Conspicuous in his absence from the proceedings was Michael Adams, former president of Fairleigh Dickinson University and former president of the IAUP, to whom this volume is dedicated. As often as Michael invoked the traditions of IAUP, and the wisdom of its founders, it was the future of higher education that preoccupied him.

Until his untimely death in 2012, he never stopped urging friends and colleagues to remember and prepare for the future. And, it is from Michael’s 2011 IAUP Inaugural Address, “Bridges Across Time and Space: Honouring the past, creating the future,” that our new collection of essays and speeches takes its title, Higher Education as a Bridge to the Future.

What does it mean to be a bridge to the future? At the very least, it means that academic leaders must take very seriously our moral obligations to posterity – factoring into our discussions and decisions the well-being of generations yet to come. It also means taking an adaptive view toward the future by performing the valuable, rewarding but often hard, even grinding and unglamorous work needed to preserve and improve our institutions.

Additionally, by serving as a bridge to the future higher education leaders should reflect upon the futures dreamed up for us by our predecessors, not merely to honour the past, but also so that we may continue with all the good work that remains to be done.
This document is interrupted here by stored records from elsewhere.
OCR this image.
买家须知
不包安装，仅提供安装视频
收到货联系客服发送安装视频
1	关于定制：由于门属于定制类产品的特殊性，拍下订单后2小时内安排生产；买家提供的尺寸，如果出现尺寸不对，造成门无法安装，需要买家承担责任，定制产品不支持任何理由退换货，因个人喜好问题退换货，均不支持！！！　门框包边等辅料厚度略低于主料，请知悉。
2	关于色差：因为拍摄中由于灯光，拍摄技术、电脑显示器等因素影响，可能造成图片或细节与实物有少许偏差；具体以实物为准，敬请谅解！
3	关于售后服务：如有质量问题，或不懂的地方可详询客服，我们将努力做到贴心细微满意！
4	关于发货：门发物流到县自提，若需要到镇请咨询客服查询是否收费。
Fifty years hence, will it make any difference? Will anyone care either about the dreams of 1965 or our further dreams of 2015? I believe that someone will, as long as our dreams are worth dreaming; therefore, let us endeavour to have as much faith in our successors in academic leadership as our predecessors had in us.

Jason Scorza is vice provost of academic and international affairs at Fairleigh Dickinson University, USA, and secretary-general emeritus of the International Association of University Presidents.

Adapted from “Editor’s Introduction: Remembering the future” in
Higher Education as a Bridge to the Future: Proceedings of the 50th anniversary meeting of the International Association of University Presidents (Fairleigh Dickinson University Press, 2016).